As at 31 March 2021, CICT’s aggregate leverage stood at 40.8%, which is slightly higher than the previous quarter’s figure of 40.6%. However, this is still well within the leverage limit of 50% for S-REITs.

On the other hand, CICT’s average cost of debt came in at just 2.4%, a decline of 0.4 percentage points compared a quarter earlier. This indicates that there is a slight decline in the REIT’s overall interest expenses.

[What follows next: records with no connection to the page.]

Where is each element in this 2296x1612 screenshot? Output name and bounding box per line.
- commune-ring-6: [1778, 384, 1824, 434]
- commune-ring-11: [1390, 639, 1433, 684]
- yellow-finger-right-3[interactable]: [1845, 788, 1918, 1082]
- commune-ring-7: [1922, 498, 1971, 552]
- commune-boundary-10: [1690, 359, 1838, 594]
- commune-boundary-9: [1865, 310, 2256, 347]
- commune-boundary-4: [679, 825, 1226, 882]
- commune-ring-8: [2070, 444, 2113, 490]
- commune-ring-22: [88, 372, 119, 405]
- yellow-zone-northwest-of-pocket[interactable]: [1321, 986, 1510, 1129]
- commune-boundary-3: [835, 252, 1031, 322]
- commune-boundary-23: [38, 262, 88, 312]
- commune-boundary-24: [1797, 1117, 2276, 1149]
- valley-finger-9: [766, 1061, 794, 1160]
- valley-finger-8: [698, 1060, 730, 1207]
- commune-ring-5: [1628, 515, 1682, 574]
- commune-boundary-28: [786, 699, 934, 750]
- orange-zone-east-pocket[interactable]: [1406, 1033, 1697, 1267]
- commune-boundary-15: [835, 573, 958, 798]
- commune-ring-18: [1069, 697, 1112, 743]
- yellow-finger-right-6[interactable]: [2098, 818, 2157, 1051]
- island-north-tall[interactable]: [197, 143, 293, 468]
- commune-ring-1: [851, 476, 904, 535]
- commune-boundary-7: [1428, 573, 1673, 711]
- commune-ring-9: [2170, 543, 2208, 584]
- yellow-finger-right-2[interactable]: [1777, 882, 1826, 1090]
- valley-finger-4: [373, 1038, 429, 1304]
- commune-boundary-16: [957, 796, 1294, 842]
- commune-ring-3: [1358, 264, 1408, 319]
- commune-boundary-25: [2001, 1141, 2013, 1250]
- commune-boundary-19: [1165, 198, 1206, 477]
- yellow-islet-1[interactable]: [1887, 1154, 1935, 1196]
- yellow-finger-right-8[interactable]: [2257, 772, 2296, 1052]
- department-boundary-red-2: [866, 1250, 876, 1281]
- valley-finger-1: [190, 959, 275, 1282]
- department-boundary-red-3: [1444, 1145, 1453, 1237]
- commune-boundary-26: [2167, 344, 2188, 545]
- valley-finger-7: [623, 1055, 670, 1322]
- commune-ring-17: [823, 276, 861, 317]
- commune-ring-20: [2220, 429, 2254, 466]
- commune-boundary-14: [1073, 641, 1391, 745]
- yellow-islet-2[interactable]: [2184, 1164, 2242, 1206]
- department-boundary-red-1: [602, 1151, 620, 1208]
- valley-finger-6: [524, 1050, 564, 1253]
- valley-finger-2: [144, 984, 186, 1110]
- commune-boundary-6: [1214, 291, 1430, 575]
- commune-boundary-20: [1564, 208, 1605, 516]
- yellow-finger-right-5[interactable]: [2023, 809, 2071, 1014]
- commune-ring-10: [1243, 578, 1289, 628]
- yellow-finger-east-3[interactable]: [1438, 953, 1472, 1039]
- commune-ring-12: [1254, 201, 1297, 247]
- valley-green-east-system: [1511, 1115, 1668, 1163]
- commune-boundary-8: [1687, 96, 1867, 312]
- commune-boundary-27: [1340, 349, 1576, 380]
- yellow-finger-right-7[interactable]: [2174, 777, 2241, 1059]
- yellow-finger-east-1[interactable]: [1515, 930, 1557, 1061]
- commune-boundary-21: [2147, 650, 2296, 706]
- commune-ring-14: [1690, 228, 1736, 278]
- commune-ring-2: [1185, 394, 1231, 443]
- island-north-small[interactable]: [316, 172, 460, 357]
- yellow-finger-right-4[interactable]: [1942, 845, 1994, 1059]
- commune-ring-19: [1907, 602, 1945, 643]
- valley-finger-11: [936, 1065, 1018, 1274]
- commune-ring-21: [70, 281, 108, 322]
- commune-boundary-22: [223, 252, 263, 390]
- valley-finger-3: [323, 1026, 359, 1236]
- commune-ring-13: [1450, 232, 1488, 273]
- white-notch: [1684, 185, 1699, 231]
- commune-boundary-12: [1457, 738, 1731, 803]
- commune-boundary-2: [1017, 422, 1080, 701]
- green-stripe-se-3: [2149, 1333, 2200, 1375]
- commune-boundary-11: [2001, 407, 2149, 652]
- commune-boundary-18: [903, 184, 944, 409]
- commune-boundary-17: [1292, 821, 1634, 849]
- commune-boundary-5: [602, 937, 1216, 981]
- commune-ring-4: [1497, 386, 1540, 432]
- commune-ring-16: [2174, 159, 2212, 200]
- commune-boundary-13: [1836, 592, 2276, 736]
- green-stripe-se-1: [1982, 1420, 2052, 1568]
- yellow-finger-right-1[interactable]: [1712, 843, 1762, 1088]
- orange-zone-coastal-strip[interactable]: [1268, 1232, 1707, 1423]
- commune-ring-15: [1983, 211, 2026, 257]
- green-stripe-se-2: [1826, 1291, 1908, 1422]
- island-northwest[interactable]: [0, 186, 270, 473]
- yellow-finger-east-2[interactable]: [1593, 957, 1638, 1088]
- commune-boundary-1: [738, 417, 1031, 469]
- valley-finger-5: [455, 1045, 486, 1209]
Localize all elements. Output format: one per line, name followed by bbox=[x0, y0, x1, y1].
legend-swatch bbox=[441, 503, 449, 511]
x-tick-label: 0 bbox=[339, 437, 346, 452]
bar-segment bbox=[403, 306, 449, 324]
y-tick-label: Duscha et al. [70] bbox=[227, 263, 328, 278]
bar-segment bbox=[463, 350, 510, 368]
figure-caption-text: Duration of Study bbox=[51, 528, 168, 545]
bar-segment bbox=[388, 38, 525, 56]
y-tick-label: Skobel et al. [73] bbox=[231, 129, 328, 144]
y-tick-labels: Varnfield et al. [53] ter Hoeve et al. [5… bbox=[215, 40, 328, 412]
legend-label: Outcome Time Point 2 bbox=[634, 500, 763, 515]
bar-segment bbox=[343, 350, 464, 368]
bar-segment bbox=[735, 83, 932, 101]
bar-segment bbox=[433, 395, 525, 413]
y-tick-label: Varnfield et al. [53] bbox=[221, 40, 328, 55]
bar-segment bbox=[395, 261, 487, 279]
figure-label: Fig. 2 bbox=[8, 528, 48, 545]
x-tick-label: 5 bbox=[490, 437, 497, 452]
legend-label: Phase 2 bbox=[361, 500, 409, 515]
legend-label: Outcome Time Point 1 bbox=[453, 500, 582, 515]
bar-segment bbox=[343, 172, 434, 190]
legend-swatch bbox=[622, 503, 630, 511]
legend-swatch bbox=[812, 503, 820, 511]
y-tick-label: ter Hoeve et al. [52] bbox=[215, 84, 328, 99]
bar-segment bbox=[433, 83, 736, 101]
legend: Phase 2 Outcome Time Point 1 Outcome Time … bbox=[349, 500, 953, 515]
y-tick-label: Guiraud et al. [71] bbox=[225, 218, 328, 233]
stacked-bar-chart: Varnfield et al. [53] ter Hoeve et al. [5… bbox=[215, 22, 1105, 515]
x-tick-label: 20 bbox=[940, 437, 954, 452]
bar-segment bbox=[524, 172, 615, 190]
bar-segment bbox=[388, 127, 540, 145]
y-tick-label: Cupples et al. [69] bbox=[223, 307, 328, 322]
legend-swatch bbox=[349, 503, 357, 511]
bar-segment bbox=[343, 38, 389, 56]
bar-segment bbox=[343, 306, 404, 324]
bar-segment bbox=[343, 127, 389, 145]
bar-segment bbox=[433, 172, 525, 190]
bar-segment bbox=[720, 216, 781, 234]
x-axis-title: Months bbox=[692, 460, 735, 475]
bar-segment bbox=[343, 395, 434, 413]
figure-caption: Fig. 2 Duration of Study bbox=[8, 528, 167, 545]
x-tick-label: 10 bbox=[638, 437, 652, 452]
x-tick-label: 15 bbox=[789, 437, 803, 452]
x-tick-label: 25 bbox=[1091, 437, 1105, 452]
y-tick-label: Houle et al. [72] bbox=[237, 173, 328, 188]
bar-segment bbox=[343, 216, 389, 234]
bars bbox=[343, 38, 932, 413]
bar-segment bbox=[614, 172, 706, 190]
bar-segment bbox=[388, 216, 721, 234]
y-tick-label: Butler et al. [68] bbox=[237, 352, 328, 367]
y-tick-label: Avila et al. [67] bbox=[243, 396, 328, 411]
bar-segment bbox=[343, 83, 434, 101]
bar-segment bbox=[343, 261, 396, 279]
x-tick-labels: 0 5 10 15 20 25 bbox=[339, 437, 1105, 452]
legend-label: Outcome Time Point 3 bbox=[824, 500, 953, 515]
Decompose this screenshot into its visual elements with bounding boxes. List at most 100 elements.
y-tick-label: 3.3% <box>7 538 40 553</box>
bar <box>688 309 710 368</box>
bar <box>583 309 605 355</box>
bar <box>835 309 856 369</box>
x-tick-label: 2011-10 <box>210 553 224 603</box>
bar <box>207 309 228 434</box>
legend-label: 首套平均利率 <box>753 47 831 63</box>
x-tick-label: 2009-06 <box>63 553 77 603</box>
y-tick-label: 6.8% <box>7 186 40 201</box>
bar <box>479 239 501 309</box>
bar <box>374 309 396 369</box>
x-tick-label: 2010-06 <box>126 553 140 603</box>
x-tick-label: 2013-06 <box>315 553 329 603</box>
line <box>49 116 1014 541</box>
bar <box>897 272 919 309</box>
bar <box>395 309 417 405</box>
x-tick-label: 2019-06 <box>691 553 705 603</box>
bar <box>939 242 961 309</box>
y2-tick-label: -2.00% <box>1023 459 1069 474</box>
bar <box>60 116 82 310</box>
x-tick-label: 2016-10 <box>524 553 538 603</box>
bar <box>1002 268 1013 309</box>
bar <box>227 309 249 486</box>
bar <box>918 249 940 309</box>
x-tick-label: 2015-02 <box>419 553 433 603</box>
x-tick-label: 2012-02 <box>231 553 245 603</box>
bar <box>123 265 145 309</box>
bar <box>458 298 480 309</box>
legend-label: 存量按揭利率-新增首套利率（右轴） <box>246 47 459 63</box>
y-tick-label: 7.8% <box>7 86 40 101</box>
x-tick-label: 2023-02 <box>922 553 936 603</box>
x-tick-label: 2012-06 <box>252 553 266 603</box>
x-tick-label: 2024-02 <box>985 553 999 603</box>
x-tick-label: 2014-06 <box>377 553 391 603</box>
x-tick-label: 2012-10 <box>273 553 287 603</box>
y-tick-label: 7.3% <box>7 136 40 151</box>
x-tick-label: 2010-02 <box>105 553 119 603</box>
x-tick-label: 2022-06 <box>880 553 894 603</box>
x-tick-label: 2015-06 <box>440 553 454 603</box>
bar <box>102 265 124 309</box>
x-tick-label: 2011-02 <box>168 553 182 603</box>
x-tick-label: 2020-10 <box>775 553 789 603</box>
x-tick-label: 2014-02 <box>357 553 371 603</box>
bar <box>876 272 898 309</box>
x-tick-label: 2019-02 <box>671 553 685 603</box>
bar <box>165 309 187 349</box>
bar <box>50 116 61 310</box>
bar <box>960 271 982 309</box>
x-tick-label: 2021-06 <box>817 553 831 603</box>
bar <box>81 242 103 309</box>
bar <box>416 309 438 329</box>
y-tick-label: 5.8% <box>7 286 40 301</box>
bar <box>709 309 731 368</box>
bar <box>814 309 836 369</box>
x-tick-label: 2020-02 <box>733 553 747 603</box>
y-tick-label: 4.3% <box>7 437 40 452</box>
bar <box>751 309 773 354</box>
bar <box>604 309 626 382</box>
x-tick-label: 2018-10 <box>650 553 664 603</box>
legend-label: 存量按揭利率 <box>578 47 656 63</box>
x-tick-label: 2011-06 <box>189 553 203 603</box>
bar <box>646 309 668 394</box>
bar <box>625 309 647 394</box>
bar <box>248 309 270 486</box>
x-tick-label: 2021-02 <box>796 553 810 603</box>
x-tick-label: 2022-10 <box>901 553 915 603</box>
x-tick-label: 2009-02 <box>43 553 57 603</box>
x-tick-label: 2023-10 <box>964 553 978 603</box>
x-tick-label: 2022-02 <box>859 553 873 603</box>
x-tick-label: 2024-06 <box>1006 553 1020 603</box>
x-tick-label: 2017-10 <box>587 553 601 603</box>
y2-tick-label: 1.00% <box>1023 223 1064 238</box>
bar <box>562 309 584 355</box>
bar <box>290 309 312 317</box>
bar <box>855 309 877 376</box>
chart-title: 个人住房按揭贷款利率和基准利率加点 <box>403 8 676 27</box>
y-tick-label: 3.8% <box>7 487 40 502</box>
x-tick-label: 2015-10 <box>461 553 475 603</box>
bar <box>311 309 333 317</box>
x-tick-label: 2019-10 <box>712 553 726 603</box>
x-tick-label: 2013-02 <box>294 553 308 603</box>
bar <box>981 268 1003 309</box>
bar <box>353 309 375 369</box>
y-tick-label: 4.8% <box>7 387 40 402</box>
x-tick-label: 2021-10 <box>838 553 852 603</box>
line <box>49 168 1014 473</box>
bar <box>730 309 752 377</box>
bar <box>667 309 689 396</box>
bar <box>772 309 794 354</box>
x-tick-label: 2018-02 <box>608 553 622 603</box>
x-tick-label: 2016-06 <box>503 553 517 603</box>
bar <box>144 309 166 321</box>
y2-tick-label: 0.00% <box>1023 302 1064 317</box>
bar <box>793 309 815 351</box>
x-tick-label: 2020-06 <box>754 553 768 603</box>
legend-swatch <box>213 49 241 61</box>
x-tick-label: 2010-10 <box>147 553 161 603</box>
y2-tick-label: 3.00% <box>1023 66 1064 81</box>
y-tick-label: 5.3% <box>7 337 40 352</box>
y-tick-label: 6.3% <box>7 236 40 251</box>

4) CapitaLand China Trust (SGX: AU8U)

CapitaLand China Trust (“CLCT”) is Singapore’s largest China-focused real estate investment trust ("REIT"). CLCT was listed on the Singapore Exchange on 8 December 2006 and established with the objective of investing in a diversified portfolio of income-producing real estate and real estate-related assets in mainland China, Hong Kong and Macau that are used primarily for retail, office and industrial purposes.

Upon completion of the transformational acquisition of five business parks and balance 49% interest in Rock Square, CLCT’s enlarged portfolio will comprise of 13 shopping malls and five business park properties. The diversified portfolio has a total gross floor area (“GFA”) of approximately 1.8 million square metre (“sq m”), located across 11 leading Chinese cities.

CapitaLand China Trust’s Portfolio

1Q FY2021 Business Update

For 1Q FY2021, CLCT’s net property income came in at RMB264.2 million. It is considered a good jump given that it has already constituted to around 80% of the net property income achieved in 2 quarters for 1H2020.

This good set of results can be attributed to the various factors:

  • 100% ownership of Rock Square.

  • New contribution from CapitaMall Nuohemule.

  • Improved Retail segment recovery.

  • Reduction in lease restructuring and decrease in arrears cases.

Lastly, CLCT’s Business Parks segment also contributed to the increase in net property income due to the progressive contribution of Business Parks on completion and the strong performance of CLCT’s Business Parks.

Capital Management

As at 31 March 2021, CLCT’s gearing ratio came in at 35.1%, which is 4.7 percentage points higher than the previous quarter. This was mainly due to the acquisition of 5 Business Parks and 49% of Rock Square.

Meanwhile, CLCT’s average cost of debt declined by 0.25 percentage points to 2.51% due to favourable refinancing done in the persistently low interest rate environment.

This allows CLCT’s interest coverage ratio to see a slight improvement to 4.1 times, as compared to a figure of 3.7 times a quarter earlier.